The saloon, at the same address as the Bar-B-Q Depot at 805 W. Broadway Ave., is open Tuesday to Thursday from 11 a.m. to 11 p.m. or a time depending upon crowd size, and until 2 a.m. on Friday and Saturday.

What's in a name?

Over the bar in the saloon is a Russian wild boar head which, the Dickinsons say, is supposedly a world record holder.

The boar was about 9 feet long and not quite 1,000 pounds, Wes Dickinson said.

The head was purchased for the saloon as a mascot, but the other hog offerings comprising the decor were donated by friends.
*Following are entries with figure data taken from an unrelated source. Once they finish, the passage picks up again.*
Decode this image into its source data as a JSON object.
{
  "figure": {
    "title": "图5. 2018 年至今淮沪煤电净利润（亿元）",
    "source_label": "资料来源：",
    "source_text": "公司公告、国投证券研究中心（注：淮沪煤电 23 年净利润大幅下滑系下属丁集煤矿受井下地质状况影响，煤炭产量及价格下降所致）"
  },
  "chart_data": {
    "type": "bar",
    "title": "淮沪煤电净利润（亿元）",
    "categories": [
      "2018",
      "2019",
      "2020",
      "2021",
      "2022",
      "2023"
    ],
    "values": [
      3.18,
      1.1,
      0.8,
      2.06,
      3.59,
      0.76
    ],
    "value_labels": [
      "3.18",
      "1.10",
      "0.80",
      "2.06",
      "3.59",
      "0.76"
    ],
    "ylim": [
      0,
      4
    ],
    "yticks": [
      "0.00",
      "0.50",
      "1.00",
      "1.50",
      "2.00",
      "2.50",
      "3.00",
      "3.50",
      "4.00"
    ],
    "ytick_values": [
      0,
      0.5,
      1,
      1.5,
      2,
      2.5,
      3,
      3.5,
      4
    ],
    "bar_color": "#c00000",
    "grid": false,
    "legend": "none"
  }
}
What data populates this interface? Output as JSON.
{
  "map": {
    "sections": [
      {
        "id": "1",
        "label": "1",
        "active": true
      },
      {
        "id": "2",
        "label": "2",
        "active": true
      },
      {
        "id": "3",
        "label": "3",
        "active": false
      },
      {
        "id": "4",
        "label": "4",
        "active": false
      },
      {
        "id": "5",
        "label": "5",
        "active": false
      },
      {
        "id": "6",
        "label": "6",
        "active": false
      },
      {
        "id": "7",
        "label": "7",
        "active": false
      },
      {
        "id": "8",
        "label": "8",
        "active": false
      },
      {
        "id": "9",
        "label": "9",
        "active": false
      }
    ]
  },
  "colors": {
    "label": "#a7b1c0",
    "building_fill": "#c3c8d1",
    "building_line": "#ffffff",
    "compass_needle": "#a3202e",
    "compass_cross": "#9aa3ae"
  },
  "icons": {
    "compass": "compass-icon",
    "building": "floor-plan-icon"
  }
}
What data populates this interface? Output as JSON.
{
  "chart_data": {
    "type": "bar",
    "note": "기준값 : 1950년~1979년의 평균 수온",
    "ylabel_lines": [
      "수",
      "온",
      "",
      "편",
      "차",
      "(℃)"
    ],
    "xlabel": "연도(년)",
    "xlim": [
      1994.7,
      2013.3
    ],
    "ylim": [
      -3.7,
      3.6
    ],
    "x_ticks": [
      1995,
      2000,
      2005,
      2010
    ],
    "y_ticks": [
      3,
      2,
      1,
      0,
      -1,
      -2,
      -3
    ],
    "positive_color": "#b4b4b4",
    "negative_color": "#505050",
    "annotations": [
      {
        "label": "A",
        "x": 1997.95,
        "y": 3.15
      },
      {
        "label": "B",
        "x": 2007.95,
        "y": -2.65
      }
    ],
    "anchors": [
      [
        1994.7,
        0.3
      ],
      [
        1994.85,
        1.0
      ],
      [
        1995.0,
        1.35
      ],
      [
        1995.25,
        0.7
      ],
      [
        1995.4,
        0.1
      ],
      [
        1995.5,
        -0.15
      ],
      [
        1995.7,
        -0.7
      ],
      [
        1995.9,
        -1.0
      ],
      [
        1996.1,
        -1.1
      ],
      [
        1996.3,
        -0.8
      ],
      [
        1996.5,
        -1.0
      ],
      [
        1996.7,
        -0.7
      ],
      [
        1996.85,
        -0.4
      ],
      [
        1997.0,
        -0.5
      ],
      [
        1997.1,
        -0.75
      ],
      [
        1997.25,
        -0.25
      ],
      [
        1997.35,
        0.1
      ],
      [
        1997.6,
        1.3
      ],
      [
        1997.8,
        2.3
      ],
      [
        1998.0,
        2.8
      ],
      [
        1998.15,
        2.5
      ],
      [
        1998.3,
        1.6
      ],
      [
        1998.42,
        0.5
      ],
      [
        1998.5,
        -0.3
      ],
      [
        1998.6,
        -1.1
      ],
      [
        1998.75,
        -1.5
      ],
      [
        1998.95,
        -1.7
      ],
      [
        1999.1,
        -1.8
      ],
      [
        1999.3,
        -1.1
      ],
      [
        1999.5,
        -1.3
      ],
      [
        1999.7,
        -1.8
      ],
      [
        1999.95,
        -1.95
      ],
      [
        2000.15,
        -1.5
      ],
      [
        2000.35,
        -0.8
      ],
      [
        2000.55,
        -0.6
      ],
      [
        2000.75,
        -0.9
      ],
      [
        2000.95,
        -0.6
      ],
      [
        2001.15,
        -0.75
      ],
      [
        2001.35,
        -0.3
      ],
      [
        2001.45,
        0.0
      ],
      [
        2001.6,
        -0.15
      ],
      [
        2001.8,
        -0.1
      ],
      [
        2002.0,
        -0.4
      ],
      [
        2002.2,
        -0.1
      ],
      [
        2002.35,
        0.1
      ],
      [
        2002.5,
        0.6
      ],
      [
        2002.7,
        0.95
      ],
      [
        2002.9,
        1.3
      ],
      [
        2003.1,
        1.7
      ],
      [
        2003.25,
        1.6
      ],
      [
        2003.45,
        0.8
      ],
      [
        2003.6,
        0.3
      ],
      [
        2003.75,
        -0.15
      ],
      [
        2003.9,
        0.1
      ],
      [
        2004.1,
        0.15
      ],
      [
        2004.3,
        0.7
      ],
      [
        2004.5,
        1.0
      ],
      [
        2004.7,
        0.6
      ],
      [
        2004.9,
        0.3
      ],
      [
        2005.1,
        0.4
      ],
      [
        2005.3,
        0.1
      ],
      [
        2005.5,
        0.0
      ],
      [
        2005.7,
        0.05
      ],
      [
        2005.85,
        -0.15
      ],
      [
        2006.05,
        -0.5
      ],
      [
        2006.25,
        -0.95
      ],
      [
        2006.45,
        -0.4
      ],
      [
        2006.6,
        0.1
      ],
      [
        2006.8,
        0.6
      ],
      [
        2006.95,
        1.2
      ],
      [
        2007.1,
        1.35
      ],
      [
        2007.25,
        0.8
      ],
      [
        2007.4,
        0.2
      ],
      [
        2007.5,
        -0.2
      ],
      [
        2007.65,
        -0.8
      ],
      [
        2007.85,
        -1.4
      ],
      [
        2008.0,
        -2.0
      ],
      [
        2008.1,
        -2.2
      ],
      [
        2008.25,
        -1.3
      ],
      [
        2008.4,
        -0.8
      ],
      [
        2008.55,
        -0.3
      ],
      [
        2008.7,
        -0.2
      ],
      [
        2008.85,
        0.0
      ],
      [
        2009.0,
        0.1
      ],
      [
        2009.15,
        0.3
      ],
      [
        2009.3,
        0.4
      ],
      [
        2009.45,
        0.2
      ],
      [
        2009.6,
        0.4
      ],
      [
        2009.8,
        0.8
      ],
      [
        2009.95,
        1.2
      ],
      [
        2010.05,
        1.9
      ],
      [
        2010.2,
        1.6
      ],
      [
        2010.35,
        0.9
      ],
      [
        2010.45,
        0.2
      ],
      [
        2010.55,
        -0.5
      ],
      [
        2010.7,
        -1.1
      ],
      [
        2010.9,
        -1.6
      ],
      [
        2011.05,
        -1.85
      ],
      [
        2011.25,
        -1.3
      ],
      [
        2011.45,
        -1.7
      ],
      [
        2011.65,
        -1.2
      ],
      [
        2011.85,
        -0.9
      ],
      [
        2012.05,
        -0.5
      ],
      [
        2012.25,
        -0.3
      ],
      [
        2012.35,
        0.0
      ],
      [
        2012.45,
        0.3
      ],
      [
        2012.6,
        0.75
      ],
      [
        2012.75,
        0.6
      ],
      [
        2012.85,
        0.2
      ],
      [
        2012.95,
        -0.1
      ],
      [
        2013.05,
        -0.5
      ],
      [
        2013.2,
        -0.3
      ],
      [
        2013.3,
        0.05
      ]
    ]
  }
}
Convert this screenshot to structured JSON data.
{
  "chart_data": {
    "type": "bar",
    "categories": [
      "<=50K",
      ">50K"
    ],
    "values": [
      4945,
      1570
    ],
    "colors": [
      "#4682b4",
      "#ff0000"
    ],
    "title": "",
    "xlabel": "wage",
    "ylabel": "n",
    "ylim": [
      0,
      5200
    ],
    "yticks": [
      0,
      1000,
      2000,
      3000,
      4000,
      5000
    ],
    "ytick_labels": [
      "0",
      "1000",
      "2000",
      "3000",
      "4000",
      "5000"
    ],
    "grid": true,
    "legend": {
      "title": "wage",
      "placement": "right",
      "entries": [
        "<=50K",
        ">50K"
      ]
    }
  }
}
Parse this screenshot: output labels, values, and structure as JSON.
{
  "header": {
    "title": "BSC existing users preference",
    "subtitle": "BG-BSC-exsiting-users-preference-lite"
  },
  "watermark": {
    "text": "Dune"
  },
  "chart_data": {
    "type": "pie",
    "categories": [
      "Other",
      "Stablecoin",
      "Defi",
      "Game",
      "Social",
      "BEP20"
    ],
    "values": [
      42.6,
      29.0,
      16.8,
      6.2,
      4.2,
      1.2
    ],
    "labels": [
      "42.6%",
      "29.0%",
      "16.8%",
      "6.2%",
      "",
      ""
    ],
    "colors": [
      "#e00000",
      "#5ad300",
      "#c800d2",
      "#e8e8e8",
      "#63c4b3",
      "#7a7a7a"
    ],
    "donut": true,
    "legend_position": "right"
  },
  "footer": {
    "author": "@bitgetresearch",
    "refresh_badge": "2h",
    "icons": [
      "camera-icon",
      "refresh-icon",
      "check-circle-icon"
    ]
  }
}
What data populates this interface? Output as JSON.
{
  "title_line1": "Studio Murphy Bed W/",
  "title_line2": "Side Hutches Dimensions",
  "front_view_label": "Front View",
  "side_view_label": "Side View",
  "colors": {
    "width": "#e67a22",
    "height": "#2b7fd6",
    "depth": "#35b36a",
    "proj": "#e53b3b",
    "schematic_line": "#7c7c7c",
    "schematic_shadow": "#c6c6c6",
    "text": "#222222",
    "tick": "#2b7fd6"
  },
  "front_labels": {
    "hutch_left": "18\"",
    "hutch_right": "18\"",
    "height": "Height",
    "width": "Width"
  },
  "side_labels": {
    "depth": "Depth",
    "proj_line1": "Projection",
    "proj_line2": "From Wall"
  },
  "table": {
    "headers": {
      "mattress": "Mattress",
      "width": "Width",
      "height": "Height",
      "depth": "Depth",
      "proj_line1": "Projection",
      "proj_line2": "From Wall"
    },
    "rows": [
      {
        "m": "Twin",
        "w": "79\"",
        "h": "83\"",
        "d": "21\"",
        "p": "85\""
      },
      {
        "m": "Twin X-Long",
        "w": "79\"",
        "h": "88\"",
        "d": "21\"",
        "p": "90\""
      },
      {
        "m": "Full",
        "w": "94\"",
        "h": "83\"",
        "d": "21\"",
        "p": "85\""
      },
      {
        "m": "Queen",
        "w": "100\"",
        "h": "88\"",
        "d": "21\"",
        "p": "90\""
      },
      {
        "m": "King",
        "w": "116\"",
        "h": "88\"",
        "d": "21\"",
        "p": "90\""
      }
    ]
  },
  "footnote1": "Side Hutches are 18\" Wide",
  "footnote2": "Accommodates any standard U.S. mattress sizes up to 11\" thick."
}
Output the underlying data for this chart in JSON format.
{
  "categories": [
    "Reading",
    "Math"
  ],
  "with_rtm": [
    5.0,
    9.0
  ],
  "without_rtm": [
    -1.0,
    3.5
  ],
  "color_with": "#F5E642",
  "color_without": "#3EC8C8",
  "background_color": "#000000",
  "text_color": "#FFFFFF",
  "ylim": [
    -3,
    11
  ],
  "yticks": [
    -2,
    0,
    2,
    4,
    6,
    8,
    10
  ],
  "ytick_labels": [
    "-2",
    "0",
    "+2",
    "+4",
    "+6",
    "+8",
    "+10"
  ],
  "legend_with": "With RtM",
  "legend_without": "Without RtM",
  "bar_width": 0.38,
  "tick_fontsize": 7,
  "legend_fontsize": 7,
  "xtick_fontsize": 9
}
"Everybody's just been very generous," Debra Dickinson said. "Just because we named the bar the Saucy Hog, everybody started bringing in pigs."

Ever since the siblings opened the barbecue restaurant next door, pigs found their way into advertising, for some reason, Debra Dickinson explained.

"So when we wanted to open a bar, we were just brainstorming all kinds of names," she recalled.

"Everybody seemed to like that one," Wes Dickinson added.

"Nobody even remembers who invented it, but we all kind of agreed the Saucy Hog — you know, barbecue sauce, kind of sassy sauce — was kind of fun and tied in at the same time," Debra Dickinson said.